Article 23 Application territoriale
- Tout Etat peut, au moment de la signature ou au moment du dépôt de son instrument de
ratification, d'acceptation, d'approbation ou d'adhésion, désigner le territoire ou les
territoires au(x)quel(s) s'appliquera la présente Convention.
- Toute Partie peut, à tout moment par la suite, par une déclaration adressée au
Secrétaire Général du Conseil de l'Europe, étendre l'application de la présente
Convention à tout autre territoire désigné dans la déclaration, dont elle assure les
relations internationales ou pour lequel elle est habilitée à stipuler. La Convention
entrera en vigueur à l'égard de ce territoire le premier jour du mois qui suit
l'expiration d'une période de trois mois après la date de réception de la déclaration
par le Secrétaire Général.
- Toute déclaration faite en vertu des deux paragraphes précédents pourra être
retirée, en ce qui concerne le ou les territoire(s) désigné(s) dans cette déclaration,
par notification adressée au Secrétaire Général.

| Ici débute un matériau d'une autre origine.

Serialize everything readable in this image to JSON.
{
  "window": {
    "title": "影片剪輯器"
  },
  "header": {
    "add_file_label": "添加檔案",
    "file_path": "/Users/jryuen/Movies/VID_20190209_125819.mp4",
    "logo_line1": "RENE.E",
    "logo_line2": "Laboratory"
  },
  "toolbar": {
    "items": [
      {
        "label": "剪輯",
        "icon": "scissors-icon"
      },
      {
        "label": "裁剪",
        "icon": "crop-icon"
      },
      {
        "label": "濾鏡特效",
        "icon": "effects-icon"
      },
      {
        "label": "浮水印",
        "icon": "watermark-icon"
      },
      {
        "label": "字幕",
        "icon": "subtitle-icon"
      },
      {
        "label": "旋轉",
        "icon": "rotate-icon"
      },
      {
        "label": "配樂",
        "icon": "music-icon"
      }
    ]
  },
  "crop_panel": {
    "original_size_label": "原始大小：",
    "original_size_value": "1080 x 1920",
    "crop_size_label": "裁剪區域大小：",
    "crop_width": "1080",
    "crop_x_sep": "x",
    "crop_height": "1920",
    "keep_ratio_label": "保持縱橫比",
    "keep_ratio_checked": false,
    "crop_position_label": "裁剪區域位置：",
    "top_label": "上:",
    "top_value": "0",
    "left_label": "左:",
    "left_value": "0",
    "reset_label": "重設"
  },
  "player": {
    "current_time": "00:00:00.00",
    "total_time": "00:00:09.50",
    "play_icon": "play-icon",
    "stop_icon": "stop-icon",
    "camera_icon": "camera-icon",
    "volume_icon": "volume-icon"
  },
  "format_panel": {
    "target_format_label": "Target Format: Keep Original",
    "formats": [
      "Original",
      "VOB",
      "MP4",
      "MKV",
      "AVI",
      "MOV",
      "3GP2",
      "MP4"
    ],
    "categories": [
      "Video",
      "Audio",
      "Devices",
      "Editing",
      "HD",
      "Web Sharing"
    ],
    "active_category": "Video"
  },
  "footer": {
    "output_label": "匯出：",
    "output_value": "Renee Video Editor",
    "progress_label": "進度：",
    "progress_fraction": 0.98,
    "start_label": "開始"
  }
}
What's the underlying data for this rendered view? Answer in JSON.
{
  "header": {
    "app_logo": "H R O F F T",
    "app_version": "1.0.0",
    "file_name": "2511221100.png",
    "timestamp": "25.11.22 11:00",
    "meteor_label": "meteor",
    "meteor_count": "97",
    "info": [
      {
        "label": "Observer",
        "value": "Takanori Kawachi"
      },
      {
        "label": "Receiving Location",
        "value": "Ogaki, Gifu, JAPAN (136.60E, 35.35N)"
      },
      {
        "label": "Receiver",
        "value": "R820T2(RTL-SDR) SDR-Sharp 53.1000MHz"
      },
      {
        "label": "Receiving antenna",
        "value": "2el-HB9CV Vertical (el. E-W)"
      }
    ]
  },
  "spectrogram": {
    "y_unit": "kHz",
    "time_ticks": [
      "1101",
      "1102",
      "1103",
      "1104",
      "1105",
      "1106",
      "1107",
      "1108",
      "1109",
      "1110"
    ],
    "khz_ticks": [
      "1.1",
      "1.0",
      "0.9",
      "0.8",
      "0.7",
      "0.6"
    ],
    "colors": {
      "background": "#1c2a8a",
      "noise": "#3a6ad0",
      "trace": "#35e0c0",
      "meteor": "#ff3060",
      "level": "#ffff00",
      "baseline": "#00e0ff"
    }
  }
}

Le retrait prendra effet le premier
jour du mois qui suit l'expiration d'une période de trois mois après la date de
réception de la notification par le Secrétaire Général.
Article 24 Réserves
Aucune réserve à la présente Convention ne peut être formulée.
Article 25 Dénonciation
- Toute Partie peut, à tout moment, dénoncer la présente Convention en adressant une
notification au Secrétaire Général du Conseil de l'Europe.
- La dénonciation prendra effet le premier jour du mois qui suit l'expiration d'une
période de trois mois après la date de réception de la notification par le Secrétaire
Général.
Article 26 Notifications
Le Secrétaire Général du Conseil de l'Europe notifiera aux Etats membres du Conseil,
à tout signataire, à toute Partie et à tout autre Etat, ou à la Communauté
européenne, qui a été invité à adhérer à la présente Convention:
- toute signature;
- le dépôt de tout instrument de ratification, d'acceptation, d'approbation ou
d'adhésion;
- toute date d'entrée en vigueur de la présente Convention, conformément à ses
articles 21 ou 22;
- tout amendement adopté conformément à l'article 20 et la date à laquelle cet
amendement entre en vigueur;
- toute déclaration formulée en vertu des dispositions des articles 1 et 23;
- toute dénonciation faite en vertu des dispositions de l'article 25;
- tout autre acte, notification ou communication ayant trait à la présente Convention.
En foi de quoi, les soussignés, dûment autorisés à cet effet, ont signé la
présente Convention.
Fait à Strasbourg, le 25 janvier 1996, en français et en anglais, les deux textes
faisant également foi, en un seul exemplaire qui sera déposé dans les archives du
Conseil de l'Europe. Le Secrétaire Général du Conseil de l'Europe en communiquera copie
certifiée conforme à chacun des Etats membres du Conseil de l'Europe, aux Etats non
membres qui ont participé à l'élaboration de la présente Convention, à la Communauté
européenne et à tout Etat invité à adhérer à la présente Convention.